Research: Main Fields
General
framework
Our main field of research is
the statistical processing of qualitative and
textual data. The leading case could be a very
large sample survey data set comprising both
closed-end and open ended question. Those
statistical processing, upstream of most
statistical modelling techniques, concern mainly
large batteries of qualitative data and large
corpora of textual data. These works consist of
conceiving new techniques of analysis with the
corresponding validation or assessment tools,
scrutinizing their uses and (possible, probable)
misuses, and exploring new fields of
investigation
1 - Textual Data Analysis
Statistical processing of text
corpora and of complex data sets comprising both
numerical and textual data. Applications concern
primarily the processing of responses to open ended
questions in socio-economic sample
surveys.
2 - Methodology of sample
surveys in social sciences and
economics
Survey techniques in social
sciences. Controlling data quality. Nonresponses
and response rates in random and quota sample
surveys. Techniques of statistical matching, survey
grafting, ascription, missing values imputation.
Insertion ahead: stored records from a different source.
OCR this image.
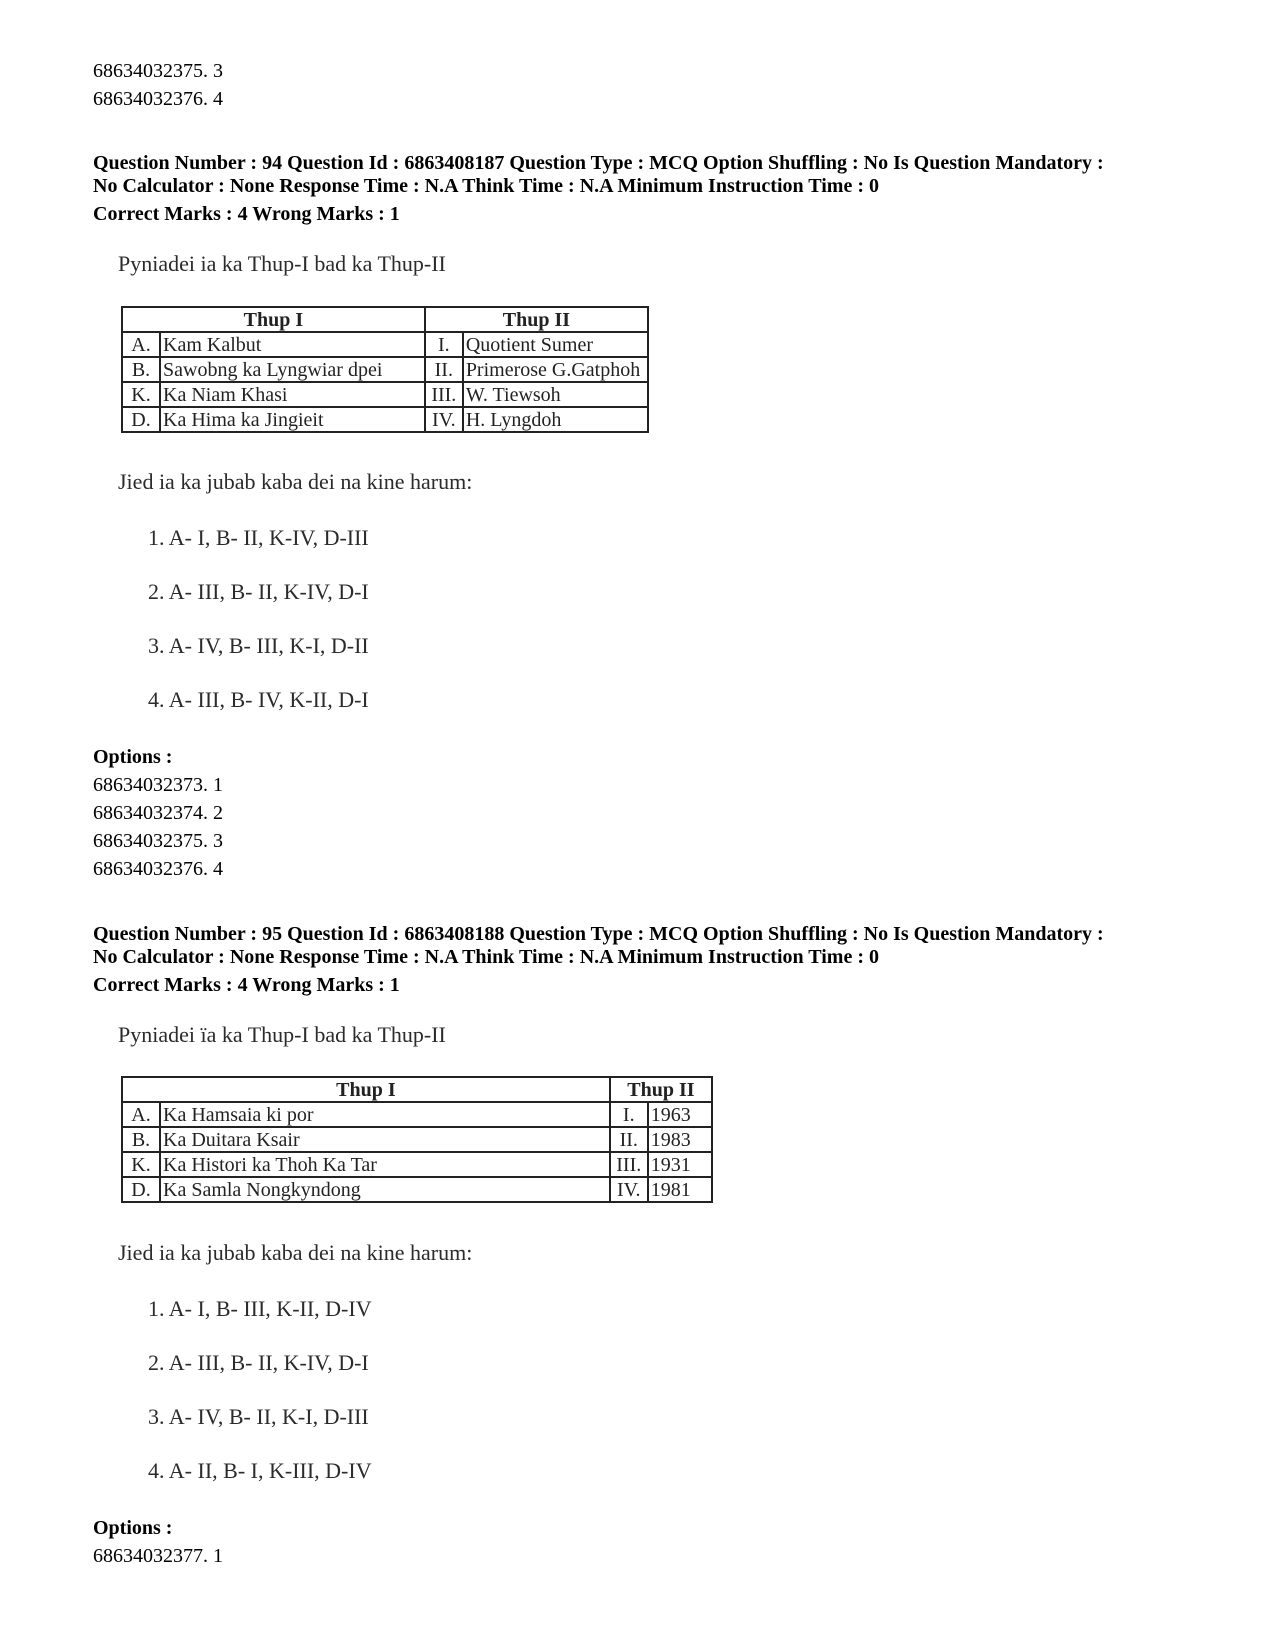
68634032375. 3
68634032376. 4
Question Number : 94 Question Id : 6863408187 Question Type : MCQ Option Shuffling : No Is Question Mandatory :
No Calculator : None Response Time : N.A Think Time : N.A Minimum Instruction Time : 0
Correct Marks : 4 Wrong Marks : 1
Pyniadei ia ka Thup-I bad ka Thup-II
Thup I		Thup II	
A.	Kam Kalbut	I.	Quotient Sumer
B.	Sawobng ka Lyngwiar dpei	II.	Primerose G.Gatphoh
K.	Ka Niam Khasi	III.	W. Tiewsoh
D.	Ka Hima ka Jingieit	IV.	H. Lyngdoh
Jied ia ka jubab kaba dei na kine harum:
1. A- I, B- II, K-IV, D-III
2. A- III, B- II, K-IV, D-I
3. A- IV, B- III, K-I, D-II
4. A- III, B- IV, K-II, D-I
Options :
68634032373. 1
68634032374. 2
68634032375. 3
68634032376. 4
Question Number : 95 Question Id : 6863408188 Question Type : MCQ Option Shuffling : No Is Question Mandatory :
No Calculator : None Response Time : N.A Think Time : N.A Minimum Instruction Time : 0
Correct Marks : 4 Wrong Marks : 1
Pyniadei ïa ka Thup-I bad ka Thup-II
Thup I		Thup II	
A.	Ka Hamsaia ki por	I.	1963
B.	Ka Duitara Ksair	II.	1983
K.	Ka Histori ka Thoh Ka Tar	III.	1931
D.	Ka Samla Nongkyndong	IV.	1981
Jied ia ka jubab kaba dei na kine harum:
1. A- I, B- III, K-II, D-IV
2. A- III, B- II, K-IV, D-I
3. A- IV, B- II, K-I, D-III
4. A- II, B- I, K-III, D-IV
Options :
68634032377. 1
Strategy of survey data processing
3 - A priori Structures
in Data Analysis
Dealing with a priori
structures in exploratory data analysis (Spatial
data, longitudinal data, meta-data, exogeneous
information). Such a priori structure could
be an a posteriori structure, obtained from
a previous phase of analysis performed either on
the same data set, or on a related data set.
Contiguity analysis and related methods.
Classification (clustering) involving contiguity
constraints.
4 - Inference in
multidimensional contexts
Validity of results (case of
principal axes methods), assessments of
visualization techniques: classical inference,
resampling techniques (bootstrap, partial
bootstrap, total bootstrap, bootstrapping
variables, cross-validation).
5 - Software for analysing
multidimensional categorical data and textual
data
Applying the methods of
multivariate descriptive analysis to sample surveys
data requires specific implementation and dedicated
software. The software SPAD, conceived by L. Lebart
and A. Morineau, has been developed at the outset
in a freeware context up to the year 1987
(non-profit organization CESIA), in the spirit of
most academic software at that time (free access to
the source code). Then, microcomputer interfaces
for that software have been developed by a private
company (CISIA, followed by DECISIA) and the
acronym SPAD designates by now a commercial
product. The implementation of our pieces of
research is carried out at present in the framework
of an academic software named DtmVic (Data and text
Mining: Visualization, Inference, Classification)
that can be used freely by students and research
scientists.
|
 |